An international group of astronomers has conducted observations of AT 2023clx, the closest tidal disruption event (TDE) to Earth. The results were published on the arXiv pre-print server on January 22. These findings shed light on the properties of this particular TDE. TDEs occur when a star gets too close to a supermassive black hole and is torn apart by its tidal forces. This disruption leads to the release of radiation from the accreting debris, indicating the presence of a TDE.
AT 2023clx is located in the nucleus of the galaxy NGC 3799, around 155.8 million light years away from Earth. It was initially spotted as a transient in 2014 and was identified as a TDE in July 2023. This TDE is one of the faintest known events, with a maximum blackbody luminosity of 4.56 tredecillion erg/s. Little was known about its properties due to its recent discovery, which prompted a group of astronomers led by Panos Charalampopoulos of the University of Turku in Finland to conduct a comprehensive study of AT 2023clx across various wavelengths.
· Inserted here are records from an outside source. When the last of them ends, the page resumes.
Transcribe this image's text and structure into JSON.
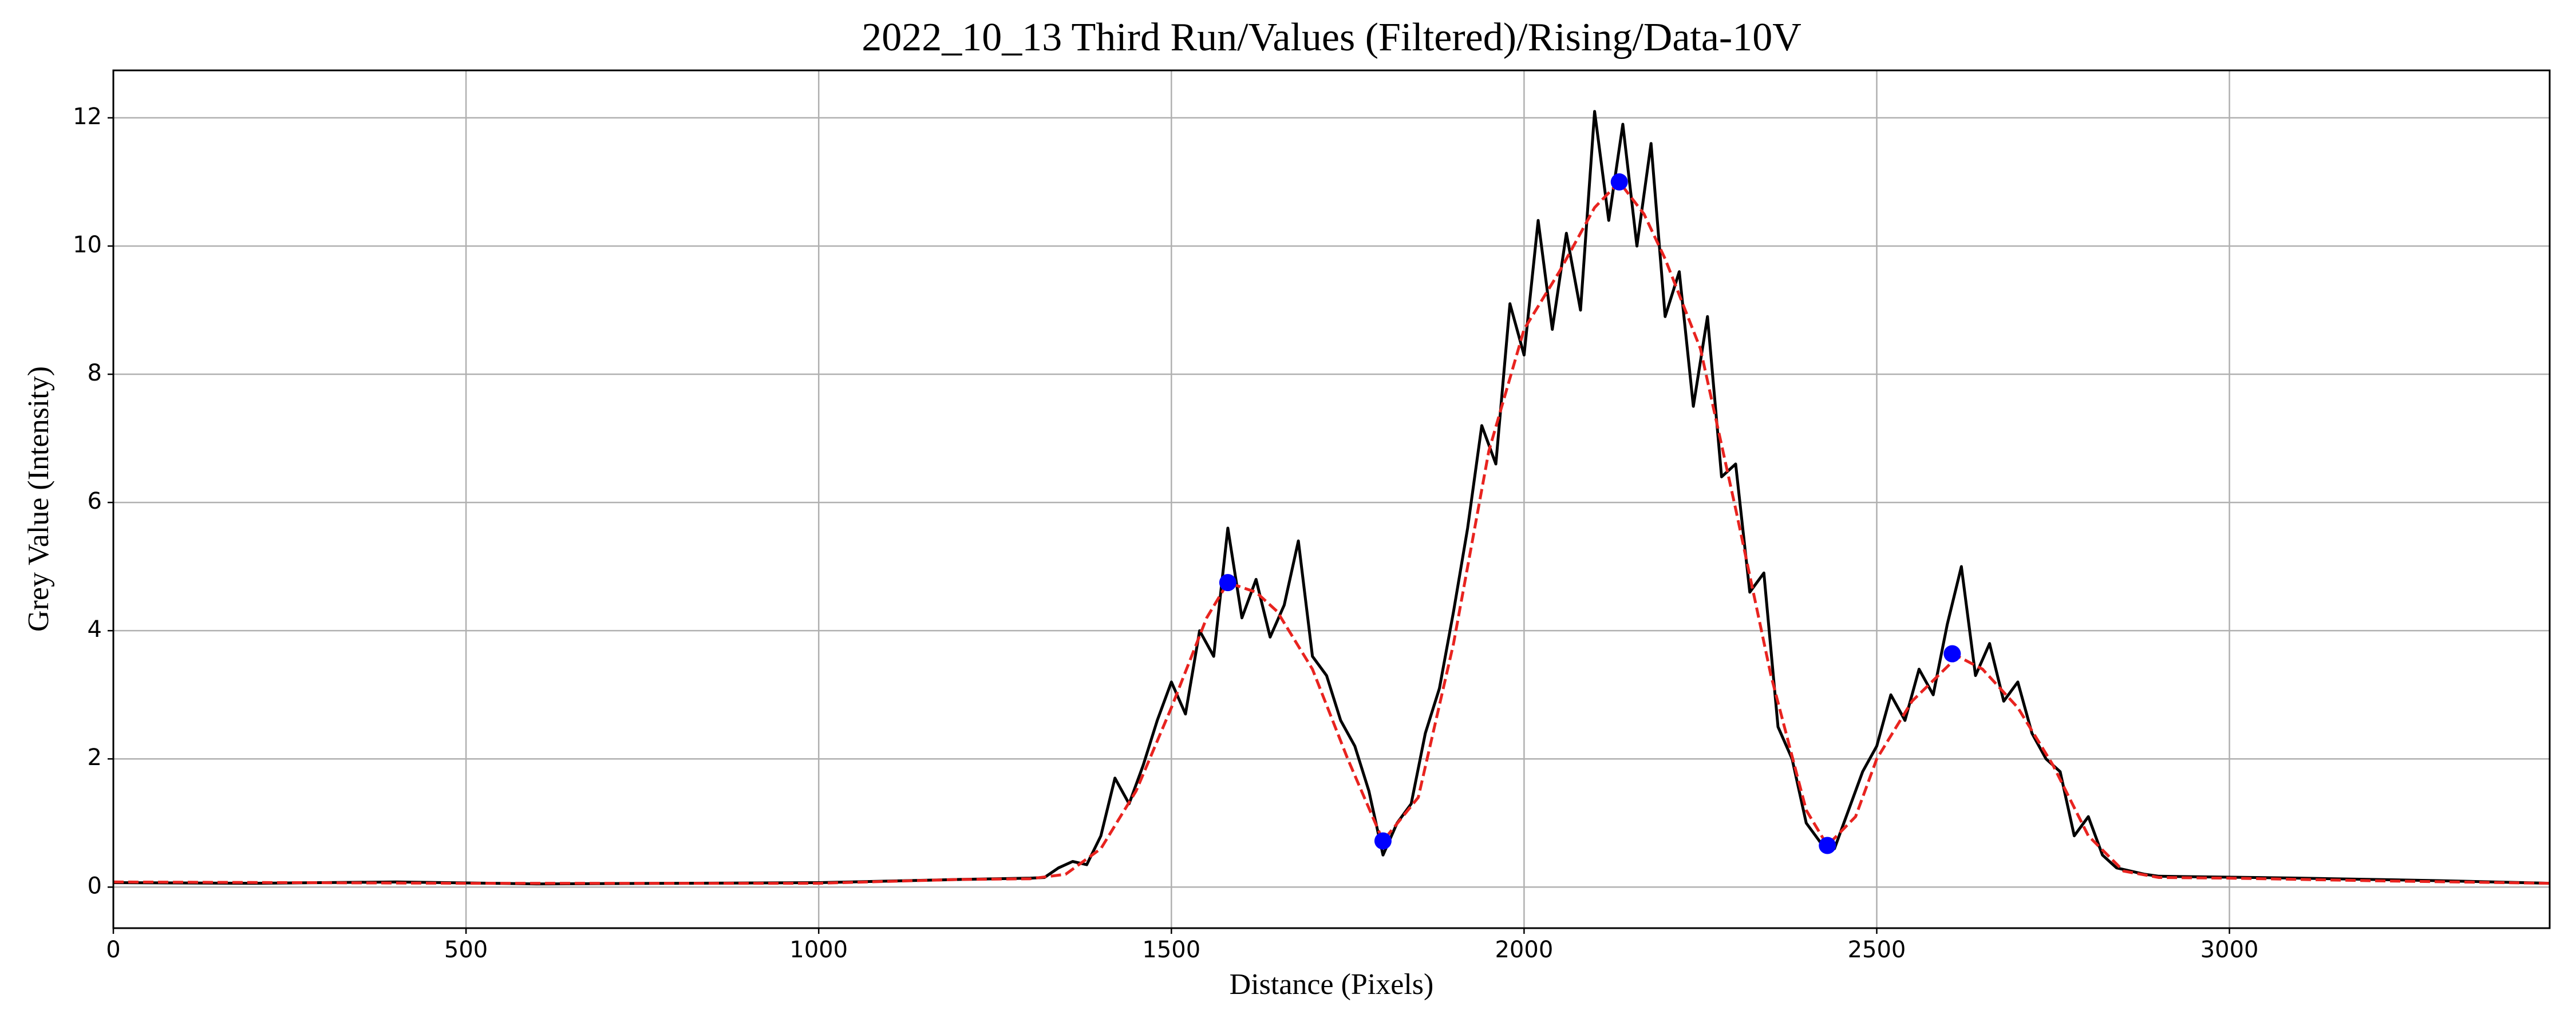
{
  "chart_data": {
    "type": "line",
    "title": "2022_10_13 Third Run/Values (Filtered)/Rising/Data-10V",
    "x_label": "Distance (Pixels)",
    "y_label": "Grey Value (Intensity)",
    "xlim": [
      0,
      3454
    ],
    "ylim": [
      -0.64,
      12.74
    ],
    "xticks": [
      0,
      500,
      1000,
      1500,
      2000,
      2500,
      3000
    ],
    "yticks": [
      0,
      2,
      4,
      6,
      8,
      10,
      12
    ],
    "grid": true,
    "series": [
      {
        "color": "#000000",
        "linestyle": "solid",
        "marker": "none",
        "x": [
          0,
          200,
          400,
          600,
          800,
          1000,
          1200,
          1300,
          1320,
          1340,
          1360,
          1380,
          1400,
          1420,
          1440,
          1460,
          1480,
          1500,
          1520,
          1540,
          1560,
          1580,
          1600,
          1620,
          1640,
          1660,
          1680,
          1700,
          1720,
          1740,
          1760,
          1780,
          1800,
          1820,
          1840,
          1860,
          1880,
          1900,
          1920,
          1940,
          1960,
          1980,
          2000,
          2020,
          2040,
          2060,
          2080,
          2100,
          2120,
          2140,
          2160,
          2180,
          2200,
          2220,
          2240,
          2260,
          2280,
          2300,
          2320,
          2340,
          2360,
          2380,
          2400,
          2420,
          2440,
          2460,
          2480,
          2500,
          2520,
          2540,
          2560,
          2580,
          2600,
          2620,
          2640,
          2660,
          2680,
          2700,
          2720,
          2740,
          2760,
          2780,
          2800,
          2820,
          2840,
          2860,
          2880,
          2900,
          3100,
          3300,
          3454
        ],
        "values": [
          0.07,
          0.06,
          0.08,
          0.05,
          0.06,
          0.07,
          0.12,
          0.14,
          0.15,
          0.3,
          0.4,
          0.35,
          0.8,
          1.7,
          1.3,
          1.9,
          2.6,
          3.2,
          2.7,
          4.0,
          3.6,
          5.6,
          4.2,
          4.8,
          3.9,
          4.4,
          5.4,
          3.6,
          3.3,
          2.6,
          2.2,
          1.5,
          0.5,
          1.0,
          1.3,
          2.4,
          3.1,
          4.3,
          5.6,
          7.2,
          6.6,
          9.1,
          8.3,
          10.4,
          8.7,
          10.2,
          9.0,
          12.1,
          10.4,
          11.9,
          10.0,
          11.6,
          8.9,
          9.6,
          7.5,
          8.9,
          6.4,
          6.6,
          4.6,
          4.9,
          2.5,
          2.0,
          1.0,
          0.7,
          0.6,
          1.2,
          1.8,
          2.2,
          3.0,
          2.6,
          3.4,
          3.0,
          4.1,
          5.0,
          3.3,
          3.8,
          2.9,
          3.2,
          2.4,
          2.0,
          1.8,
          0.8,
          1.1,
          0.5,
          0.3,
          0.25,
          0.2,
          0.17,
          0.14,
          0.1,
          0.06
        ]
      },
      {
        "color": "#e8231f",
        "linestyle": "dashed",
        "marker": "none",
        "x": [
          0,
          500,
          1000,
          1200,
          1300,
          1350,
          1400,
          1450,
          1500,
          1550,
          1580,
          1620,
          1650,
          1700,
          1750,
          1800,
          1850,
          1900,
          1950,
          2000,
          2050,
          2100,
          2135,
          2170,
          2200,
          2250,
          2300,
          2350,
          2400,
          2430,
          2470,
          2500,
          2550,
          2615,
          2650,
          2700,
          2750,
          2800,
          2850,
          2900,
          3000,
          3200,
          3454
        ],
        "values": [
          0.08,
          0.06,
          0.06,
          0.12,
          0.13,
          0.2,
          0.6,
          1.5,
          2.8,
          4.2,
          4.75,
          4.6,
          4.3,
          3.4,
          2.0,
          0.72,
          1.4,
          3.8,
          6.8,
          8.7,
          9.6,
          10.6,
          11.0,
          10.5,
          9.8,
          8.4,
          5.9,
          3.3,
          1.2,
          0.65,
          1.1,
          2.0,
          2.9,
          3.6,
          3.4,
          2.8,
          1.9,
          0.8,
          0.25,
          0.15,
          0.14,
          0.1,
          0.06
        ]
      },
      {
        "color": "#0000ff",
        "linestyle": "none",
        "marker": "o",
        "x": [
          1580,
          1800,
          2135,
          2430,
          2607
        ],
        "values": [
          4.75,
          0.72,
          11.0,
          0.65,
          3.64
        ]
      }
    ]
  }
}
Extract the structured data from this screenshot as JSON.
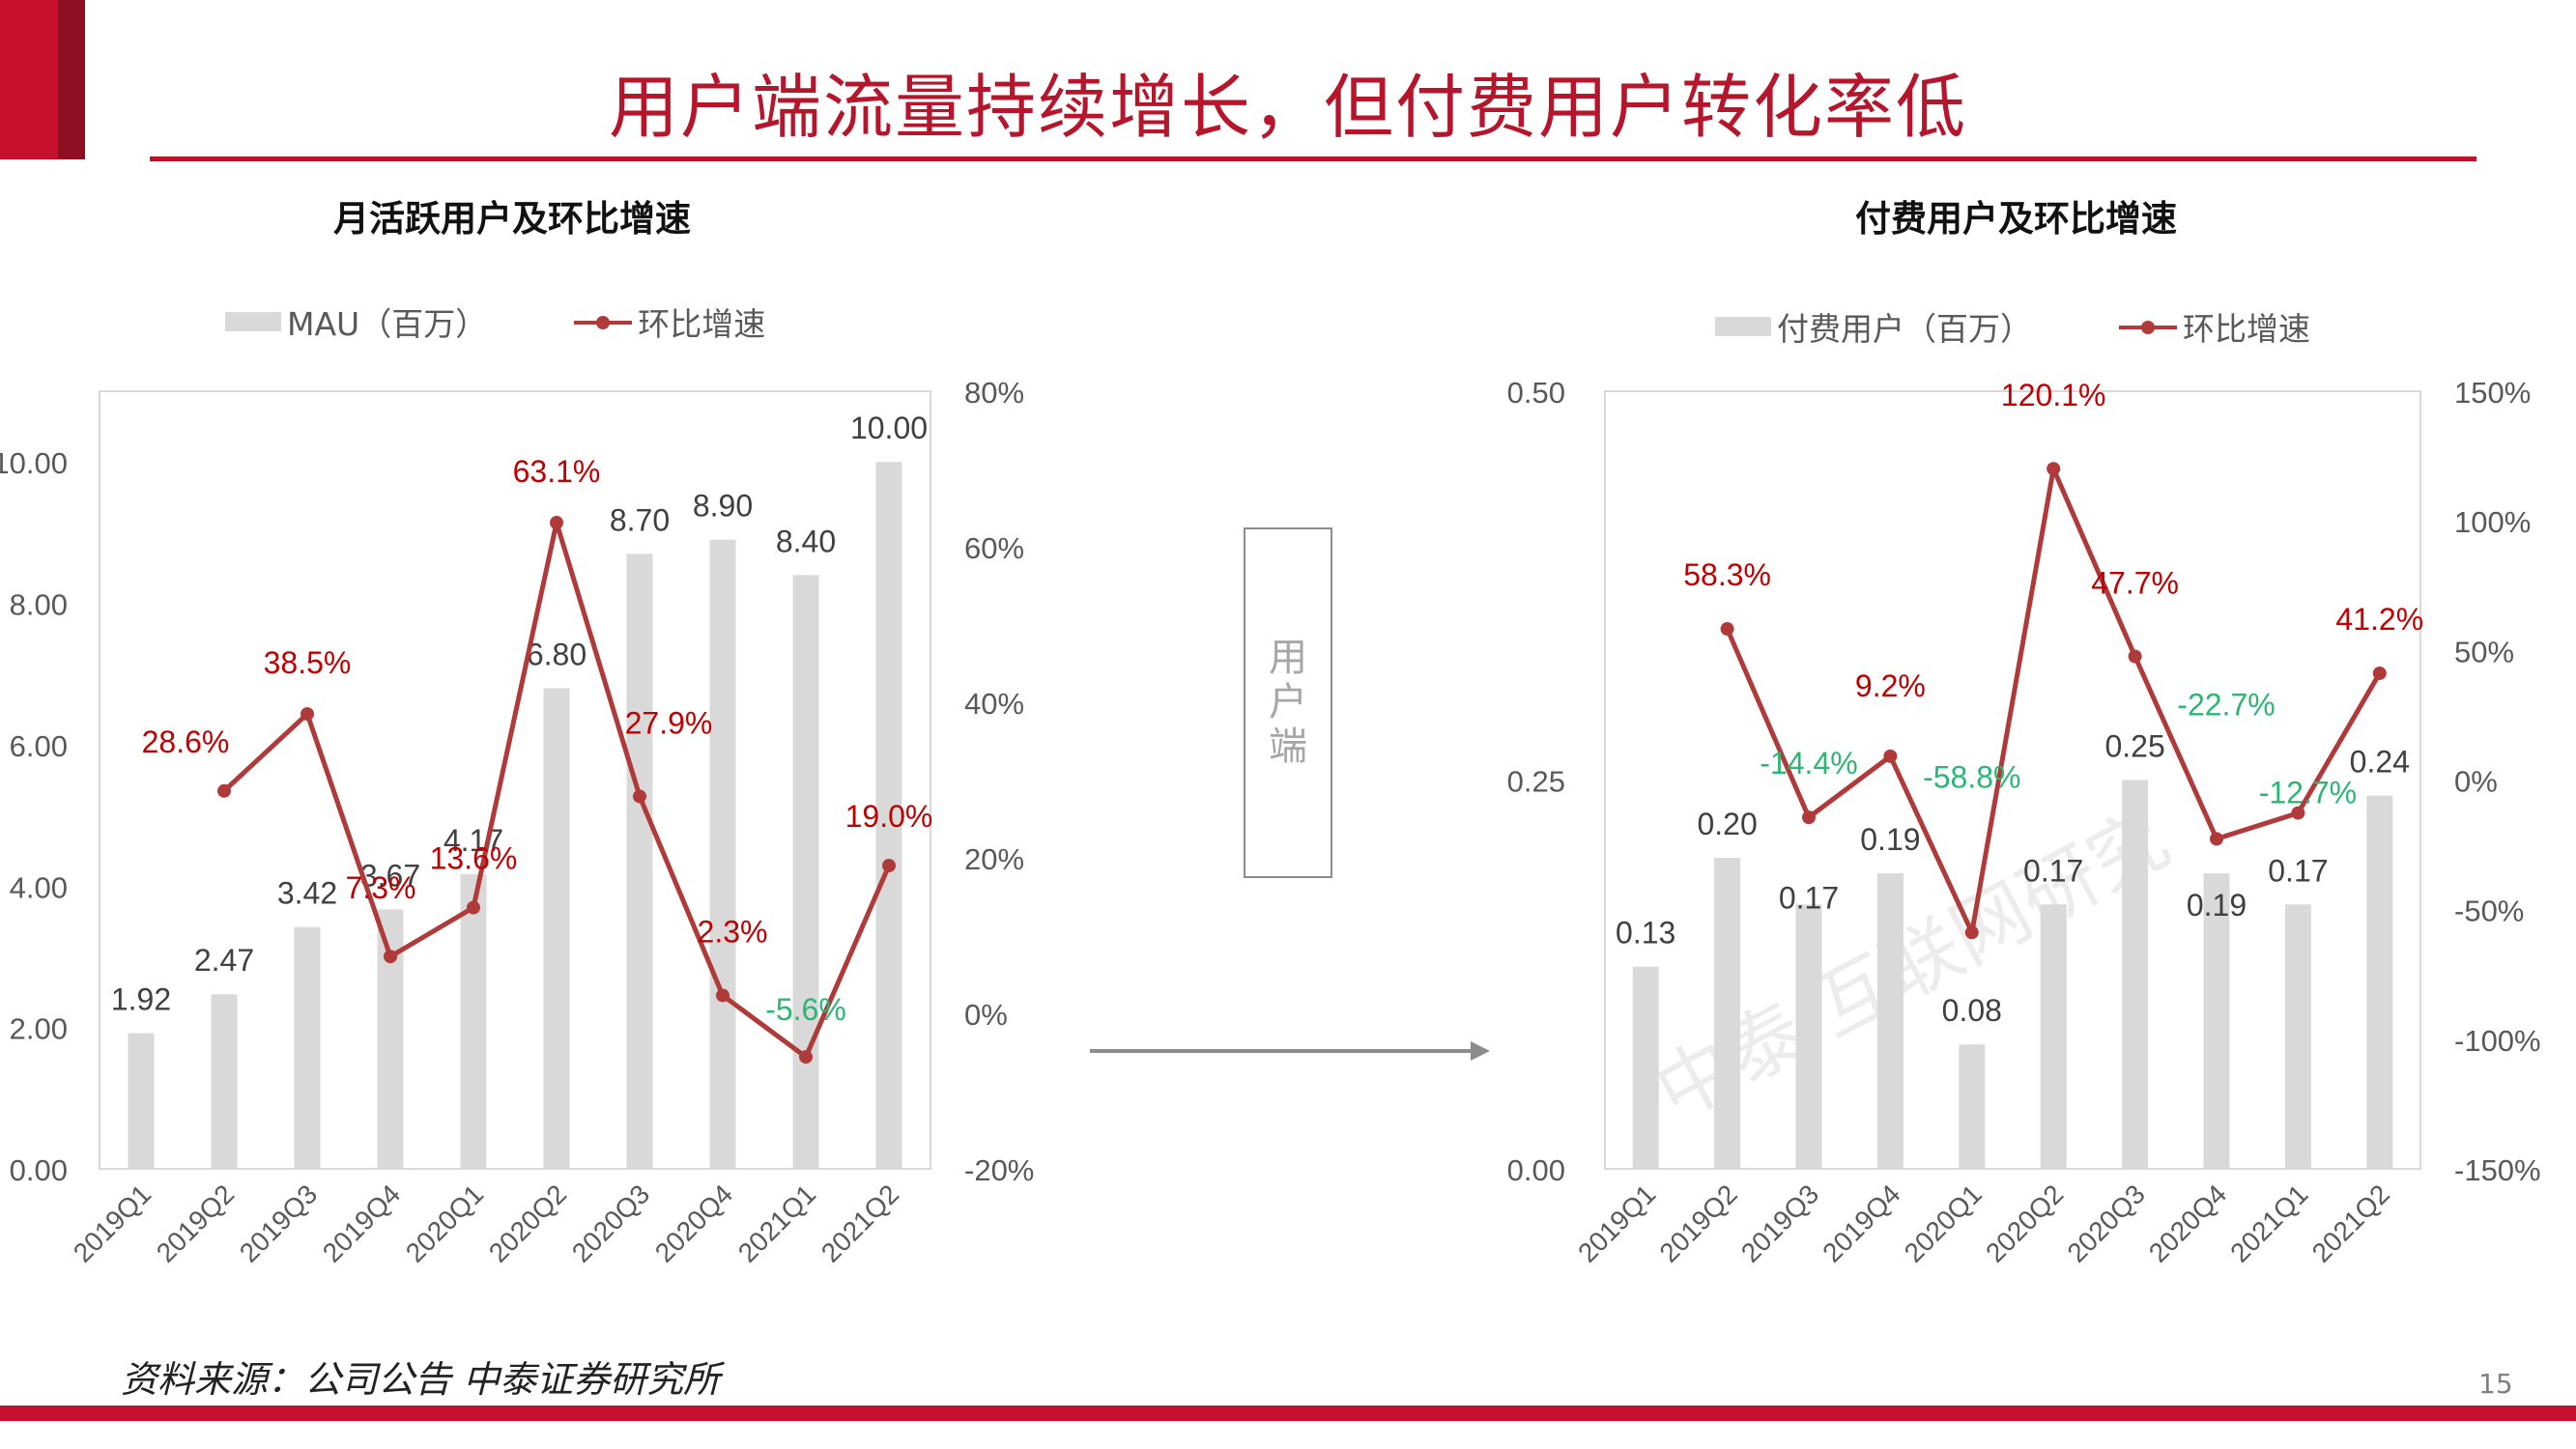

The observations revealed that AT 2023clx had a peak absolute magnitude of −18.25 mag in the g-band and a maximum bolometric luminosity of 32.4 tredecillion erg/s, making it an intermediate luminosity TDE. The mass of the supermassive black hole was estimated to be around 1 million solar masses. It was also found that AT 2023clx reached its peak within 10.4 days, making it the fastest rising TDE known to date.
Spectroscopy indicated a blue continuum that cools slowly, along with broad Balmer and helium lines, which are typical in TDEs. Additionally, there was a sharp, narrow emission peak observed for the first time in a TDE. The researchers concluded that AT 2023clx resulted from the tidal disruption of a low-mass, small radius star, with a low central concentration, and below the critical value for full disruption. This type of disruption should show a sharper rise and a shallower decline in the light curves compared to other disruptions. The findings were detailed in a paper published on arXiv.